CFFO Responds to Key Policy Consultations
Guelph, ON – Dec. 13, 2016.
4 Plan Review – Land use planning is a vital process for protecting our dependable productive farmland especially in the Greater Golden Horseshoe (GGH) region. This region is home to specialty crop areas, high quality farmland, suitable climate, established transportation, farming and food processing infrastructure, a burgeoning local food culture and significant consumer population that all support agriculture. However, these cannot be taken for granted. Development pressures put many of these assets at risk without proper planning, protection and support. There are also new opportunities in this region for agriculture, and forward-looking planning must also keep these in mind.
Protecting productive farmland within the GGH region will require ongoing efforts to direct and control development. The proposed Agriculture Support Network consisting of a farmland base and key farm and food infrastructure looks to keep a thriving agriculture industry. Supporting agriculture will also require protecting and accommodating normal farm practices, animal agriculture, and farm related uses alongside other land uses in the region.
Protecting agricultural land provides both food production and environmental benefits. However, farmers should be appropriately compensated for the value of the environmental goods and services they are providing to the greater public through their land stewardship.

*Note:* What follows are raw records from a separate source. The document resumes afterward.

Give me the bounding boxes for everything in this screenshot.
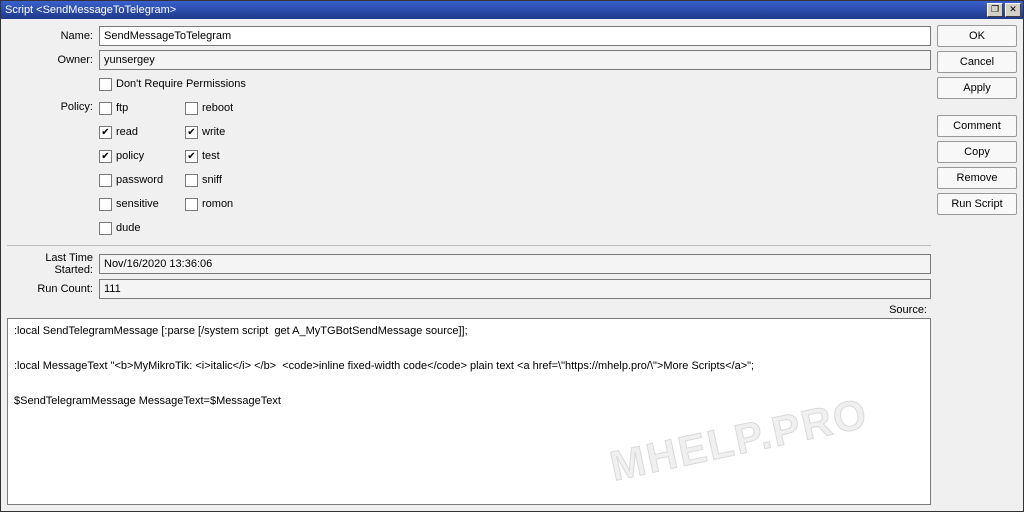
source-editor[interactable]: MHELP.PRO :local SendTelegramMessage [:p… bbox=[7, 318, 931, 505]
run-count-value bbox=[99, 279, 931, 299]
run-count-label: Run Count: bbox=[7, 283, 99, 295]
close-button[interactable]: ✕ bbox=[1005, 3, 1021, 17]
policy-label: Policy: bbox=[7, 97, 99, 113]
source-text[interactable]: :local SendTelegramMessage [:parse [/sys… bbox=[8, 319, 930, 415]
policy-grid: ftp reboot ✔read ✔write ✔policy ✔test pa… bbox=[99, 97, 265, 239]
source-label: Source: bbox=[7, 304, 931, 316]
script-window: Script <SendMessageToTelegram> ❐ ✕ Name:… bbox=[0, 0, 1024, 512]
owner-input bbox=[99, 50, 931, 70]
remove-button[interactable]: Remove bbox=[937, 167, 1017, 189]
dont-require-row[interactable]: Don't Require Permissions bbox=[99, 73, 246, 95]
policy-reboot[interactable]: reboot bbox=[185, 97, 265, 119]
cancel-button[interactable]: Cancel bbox=[937, 51, 1017, 73]
owner-label: Owner: bbox=[7, 54, 99, 66]
restore-button[interactable]: ❐ bbox=[987, 3, 1003, 17]
content: Name: Owner: Don't Require Permissions P… bbox=[1, 19, 1023, 511]
window-title: Script <SendMessageToTelegram> bbox=[5, 4, 176, 16]
name-label: Name: bbox=[7, 30, 99, 42]
separator bbox=[7, 245, 931, 246]
policy-dude[interactable]: dude bbox=[99, 217, 179, 239]
policy-sensitive[interactable]: sensitive bbox=[99, 193, 179, 215]
dont-require-checkbox[interactable] bbox=[99, 78, 112, 91]
policy-ftp[interactable]: ftp bbox=[99, 97, 179, 119]
titlebar-buttons: ❐ ✕ bbox=[987, 3, 1021, 17]
ok-button[interactable]: OK bbox=[937, 25, 1017, 47]
policy-sniff[interactable]: sniff bbox=[185, 169, 265, 191]
last-time-value bbox=[99, 254, 931, 274]
run-script-button[interactable]: Run Script bbox=[937, 193, 1017, 215]
form-area: Name: Owner: Don't Require Permissions P… bbox=[7, 25, 931, 505]
policy-romon[interactable]: romon bbox=[185, 193, 265, 215]
policy-test[interactable]: ✔test bbox=[185, 145, 265, 167]
button-column: OK Cancel Apply Comment Copy Remove Run … bbox=[937, 25, 1017, 505]
dont-require-label: Don't Require Permissions bbox=[116, 78, 246, 90]
policy-write[interactable]: ✔write bbox=[185, 121, 265, 143]
policy-password[interactable]: password bbox=[99, 169, 179, 191]
last-time-label: Last Time Started: bbox=[7, 252, 99, 276]
titlebar: Script <SendMessageToTelegram> ❐ ✕ bbox=[1, 1, 1023, 19]
apply-button[interactable]: Apply bbox=[937, 77, 1017, 99]
policy-read[interactable]: ✔read bbox=[99, 121, 179, 143]
copy-button[interactable]: Copy bbox=[937, 141, 1017, 163]
policy-policy[interactable]: ✔policy bbox=[99, 145, 179, 167]
name-input[interactable] bbox=[99, 26, 931, 46]
comment-button[interactable]: Comment bbox=[937, 115, 1017, 137]
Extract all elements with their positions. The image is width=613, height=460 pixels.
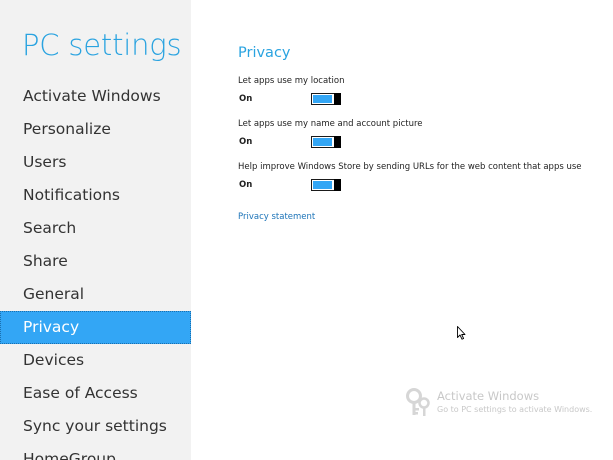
store-urls-toggle[interactable]: [311, 179, 341, 191]
sidebar-nav: Activate Windows Personalize Users Notif…: [0, 80, 191, 460]
toggle-row: On: [238, 92, 598, 106]
sidebar-item-notifications[interactable]: Notifications: [0, 179, 191, 212]
setting-location: Let apps use my location On: [238, 76, 598, 106]
toggle-state-text: On: [239, 137, 253, 147]
sidebar-item-sync-your-settings[interactable]: Sync your settings: [0, 410, 191, 443]
setting-label: Let apps use my location: [238, 76, 345, 86]
sidebar-item-users[interactable]: Users: [0, 146, 191, 179]
sidebar-item-share[interactable]: Share: [0, 245, 191, 278]
sidebar-item-activate-windows[interactable]: Activate Windows: [0, 80, 191, 113]
sidebar-item-ease-of-access[interactable]: Ease of Access: [0, 377, 191, 410]
app-title: PC settings: [22, 28, 182, 62]
sidebar-item-privacy[interactable]: Privacy: [0, 311, 191, 344]
setting-store-urls: Help improve Windows Store by sending UR…: [238, 162, 598, 192]
watermark-title: Activate Windows: [437, 389, 540, 403]
setting-name-account-picture: Let apps use my name and account picture…: [238, 119, 598, 149]
toggle-state-text: On: [239, 180, 253, 190]
location-toggle[interactable]: [311, 93, 341, 105]
toggle-thumb[interactable]: [334, 179, 341, 191]
sidebar-item-homegroup[interactable]: HomeGroup: [0, 443, 191, 460]
toggle-thumb[interactable]: [334, 136, 341, 148]
name-account-toggle[interactable]: [311, 136, 341, 148]
toggle-thumb[interactable]: [334, 93, 341, 105]
sidebar-item-search[interactable]: Search: [0, 212, 191, 245]
sidebar-item-personalize[interactable]: Personalize: [0, 113, 191, 146]
setting-label: Help improve Windows Store by sending UR…: [238, 162, 582, 172]
privacy-statement-link[interactable]: Privacy statement: [238, 212, 315, 222]
sidebar-item-general[interactable]: General: [0, 278, 191, 311]
section-title: Privacy: [238, 45, 291, 61]
setting-label: Let apps use my name and account picture: [238, 119, 423, 129]
toggle-row: On: [238, 135, 598, 149]
toggle-fill: [313, 138, 332, 146]
sidebar: PC settings Activate Windows Personalize…: [0, 0, 191, 460]
sidebar-item-devices[interactable]: Devices: [0, 344, 191, 377]
toggle-row: On: [238, 178, 598, 192]
toggle-state-text: On: [239, 94, 253, 104]
activation-watermark: Activate Windows Go to PC settings to ac…: [405, 388, 610, 420]
mouse-cursor-icon: [457, 326, 466, 340]
watermark-subtitle: Go to PC settings to activate Windows.: [437, 405, 593, 414]
toggle-fill: [313, 181, 332, 189]
key-icon: [406, 388, 430, 416]
toggle-fill: [313, 95, 332, 103]
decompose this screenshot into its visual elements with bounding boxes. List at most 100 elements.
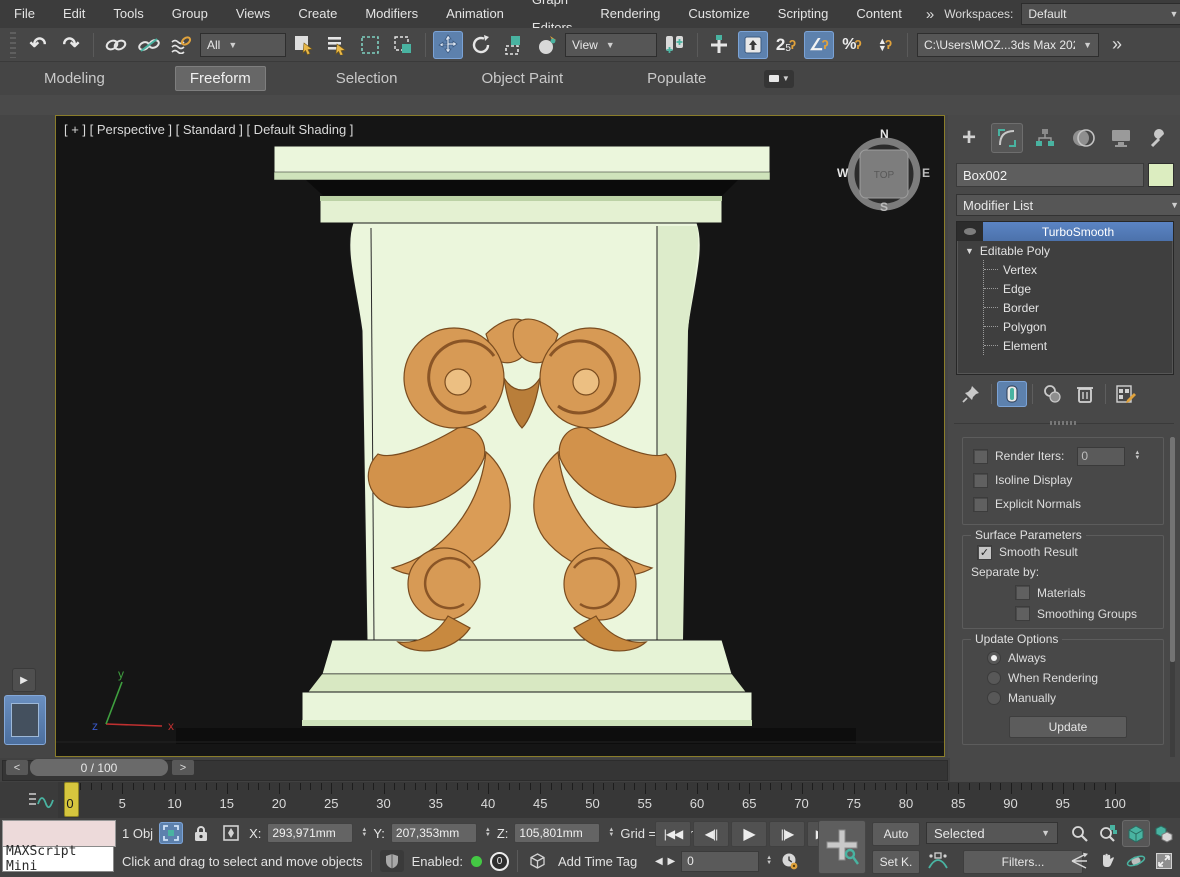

Wetland Conservation – The CFFO recognizes the value of Ontario wetlands as important to healthy waterways and ecosystems, for recharging aquifers, and for their economic benefits as well. As significant landowners in the province farmers will be important potential partners in wetland conservation efforts. Policies to protect wetlands need to balance the needs of agriculture with the benefits of wetlands and wetland species. The agricultural functions of drainage areas and retention ponds need to be protected. Furthermore, policy moves that aim to prevent a net loss of wetlands must not do so at the expense of another of our precious natural resources, dependable productive farmland.
Phosphorus in Lake Erie
The CFFO recognizes the significance of the problem of algal blooms in Lake Erie and the risks these pose to human health, our economy, and to the health of the lake and watershed ecosystems. Nutrient loading, especially that of phosphorus, is a key contributing factor to this problem. All citizens in Ontario need to work towards a solution to this complex problem.
Ontario farmers are already actively working to improve environmental stewardship on farms through individual entrepreneurial improvements, industry led initiatives, and with government support.
Application of nutrients in the non-growing season is a significant concern. This practice has risks for the environment, and can also significantly reduce the benefits farmers receive from the nutrients applied. Education on the right time to apply nutrients needs to be accompanied by collaborative extension to help farmers find solutions appropriate for their farm, and significant cost share or incentives to allow farmers to increase their manure storage capacity.